2. Why Use It (Core Value)
Standard PL/SQL:
- Loads everything into memory → Returns all at once. not fit for Bakend Server.
- Result: Slow performance and high memory consumption.
Pipelined:
- Returns lines immediately using PIPE ROW.
- Result: Memory savings + Fast processing (especially for large datasets).
3. Basic Structure
This is a very simplified form. While more sophisticated implementations shouldn’t be structured exactly like this, here is a basic example:
1
2
3
4
5
6
7
8
9
10
11
12
13
14
15
16
17
18
19
20
CREATE OR REPLACE TYPE t_row AS OBJECT (
col1 NUMBER,
col2 VARCHAR2(100)
);
/
CREATE OR REPLACE TYPE t_table AS TABLE OF t_row;
/
CREATE OR REPLACE FUNCTION fn_pipe
RETURN t_table PIPELINED
IS
BEGIN
FOR r IN (SELECT * FROM some_table) LOOP
PIPE ROW(t_row(r.col1, r.col2));
END LOOP;
RETURN;
END;
/
4. Execution
1
SELECT * FROM TABLE(fn_pipe());
Pipelined Table Function Style of Big Data Analysis Enabler
BDAE also utilizes the Pipelined Table Function. However, it uses a form with many arguments, as analytics is rarely simple. The first cursor represents the source data, while the second cursor contains reference data or various arguments for Python/R. The output is explicitly specified, and the SQL statement is completed with the Python or R module name and the starting function name to be called.
It can be called just like a standard SQL statement.
1
2
3
4
5
6
7
8
9
10
11
12
13
14
15
SELECT * /*+ parallel(20) */
FROM TABLE (apGroupEvalParallel (
cursor (
SELECT *
FROM TRACE_DATA
WHERE EQP_ID = 'EPS001'
AND LOT_ID = 'LOT001'
AND ETC = '...'
),
cursor(SELECT * FROM GOLDEN_EQUIPMENT ...),
'SELECT CAST(''A'' AS VARCHAR2(40)) PARAMETER_ID,
1.0 SIMILARITY FROM DUAL',
'EQP_ID, LOT_ID, ....',
'DefectUtil:FastDTW');
The results are displayed as follows:
| PARAMETER_ID | SIMILARITY |
|---|---|
| RF_POWER_1 | 2.23 |
| O2_PUMP_1 | 0.5 |
| Ch1_TEMP_1 | 2.1 |
| ……… | …… |
| ……… | …… |
SmartFactory Area
Moving massive amounts of data for real-time inference? To prevent this, performing inference immediately within the Oracle In-Database using Python is highly effective. It is my personal philosophy, but it is a fact.

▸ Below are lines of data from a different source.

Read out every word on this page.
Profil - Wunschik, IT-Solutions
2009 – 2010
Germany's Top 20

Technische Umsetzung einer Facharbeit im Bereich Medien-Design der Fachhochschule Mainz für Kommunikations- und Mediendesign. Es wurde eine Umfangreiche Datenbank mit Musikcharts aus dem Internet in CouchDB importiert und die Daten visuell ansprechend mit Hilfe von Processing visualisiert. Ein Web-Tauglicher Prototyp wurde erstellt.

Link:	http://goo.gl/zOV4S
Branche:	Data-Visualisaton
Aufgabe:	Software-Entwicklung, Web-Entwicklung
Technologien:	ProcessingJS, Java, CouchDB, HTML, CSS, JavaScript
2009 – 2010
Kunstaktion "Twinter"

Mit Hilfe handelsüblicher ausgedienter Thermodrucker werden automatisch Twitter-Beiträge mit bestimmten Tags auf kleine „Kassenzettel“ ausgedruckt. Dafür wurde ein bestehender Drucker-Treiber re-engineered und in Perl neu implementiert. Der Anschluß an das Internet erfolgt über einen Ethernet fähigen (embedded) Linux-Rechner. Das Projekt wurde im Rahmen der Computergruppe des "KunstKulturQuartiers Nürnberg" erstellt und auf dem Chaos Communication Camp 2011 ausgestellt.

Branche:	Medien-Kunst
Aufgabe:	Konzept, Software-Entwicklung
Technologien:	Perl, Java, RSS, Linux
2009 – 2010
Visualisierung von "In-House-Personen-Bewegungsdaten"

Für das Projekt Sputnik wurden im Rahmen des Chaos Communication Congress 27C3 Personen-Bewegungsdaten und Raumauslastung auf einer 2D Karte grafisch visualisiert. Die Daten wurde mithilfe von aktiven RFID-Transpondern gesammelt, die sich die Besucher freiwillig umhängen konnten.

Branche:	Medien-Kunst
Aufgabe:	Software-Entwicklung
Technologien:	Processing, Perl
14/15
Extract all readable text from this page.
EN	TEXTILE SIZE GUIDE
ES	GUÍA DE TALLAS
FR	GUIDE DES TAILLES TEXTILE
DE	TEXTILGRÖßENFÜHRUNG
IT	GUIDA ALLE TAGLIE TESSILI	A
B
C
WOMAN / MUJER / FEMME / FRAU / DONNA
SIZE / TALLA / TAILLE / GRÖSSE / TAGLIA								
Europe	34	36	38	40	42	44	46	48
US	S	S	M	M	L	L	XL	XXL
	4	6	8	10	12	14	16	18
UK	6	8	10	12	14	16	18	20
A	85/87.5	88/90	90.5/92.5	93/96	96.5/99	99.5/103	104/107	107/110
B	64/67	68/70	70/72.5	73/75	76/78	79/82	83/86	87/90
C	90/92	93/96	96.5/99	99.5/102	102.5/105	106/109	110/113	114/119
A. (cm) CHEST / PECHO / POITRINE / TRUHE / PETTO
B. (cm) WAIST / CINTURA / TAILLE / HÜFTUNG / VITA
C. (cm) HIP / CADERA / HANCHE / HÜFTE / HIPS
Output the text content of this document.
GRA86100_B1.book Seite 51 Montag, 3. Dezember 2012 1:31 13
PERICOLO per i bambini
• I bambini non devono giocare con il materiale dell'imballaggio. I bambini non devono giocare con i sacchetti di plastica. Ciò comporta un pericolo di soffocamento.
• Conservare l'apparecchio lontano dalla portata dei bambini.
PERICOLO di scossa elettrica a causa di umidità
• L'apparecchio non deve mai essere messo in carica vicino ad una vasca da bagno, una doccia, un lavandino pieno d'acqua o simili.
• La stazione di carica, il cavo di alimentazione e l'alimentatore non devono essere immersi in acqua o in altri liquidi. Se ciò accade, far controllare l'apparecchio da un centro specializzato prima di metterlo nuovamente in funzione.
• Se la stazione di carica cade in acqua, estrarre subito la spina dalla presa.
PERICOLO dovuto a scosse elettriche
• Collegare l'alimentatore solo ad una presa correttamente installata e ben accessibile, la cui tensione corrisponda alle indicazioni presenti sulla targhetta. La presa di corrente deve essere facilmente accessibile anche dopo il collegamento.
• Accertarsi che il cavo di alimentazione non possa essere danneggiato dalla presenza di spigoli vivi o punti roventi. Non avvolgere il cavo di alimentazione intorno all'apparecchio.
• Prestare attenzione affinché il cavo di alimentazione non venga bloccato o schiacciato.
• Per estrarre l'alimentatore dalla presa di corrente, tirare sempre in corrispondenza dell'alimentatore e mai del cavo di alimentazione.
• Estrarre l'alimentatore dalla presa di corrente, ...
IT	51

The reason for creating the Big Data Analysis Enabler was to perform immediate defect analysis in environments where Oracle Database must be used, which requires minimizing data movement. While model training can occur on other systems, it is desirable for the model inference to take place within the production system.
Example: Anomaly Detection
If you were to perform simple anomaly detection based on variations in equipment parameter dispersion, it could be done as follows:
To achieve this, especially with large-scale data in real-time, one would typically run multiple queries to bring data to an analysis server, calculate descriptive statistics, and detect outliers according to defined Spec Rules. BDAE solves this with a single SQL statement.
1
2
3
4
5
6
7
8
9
10
11
12
SELECT *
FROM TABLE(apGroupEvalParallel(
CURSOR(
SELECT ...
FROM FDC_TRACE
),
NULL,
'ANOMALY_VIEW',
'EQP_ID,UNIT_ID,...',
'AnomalyDetection:v1'
));
The return from Python’s Pandas matches the schema specified by ANOMALY_VIEW, eliminating the need to create a physical table. Since the SELECT .. FROM DUAL part can become lengthy, an explicit VIEW is simply created and used.
Because Pandas can handle CLOB, BLOB, and various column types, all information—including charts—can be included.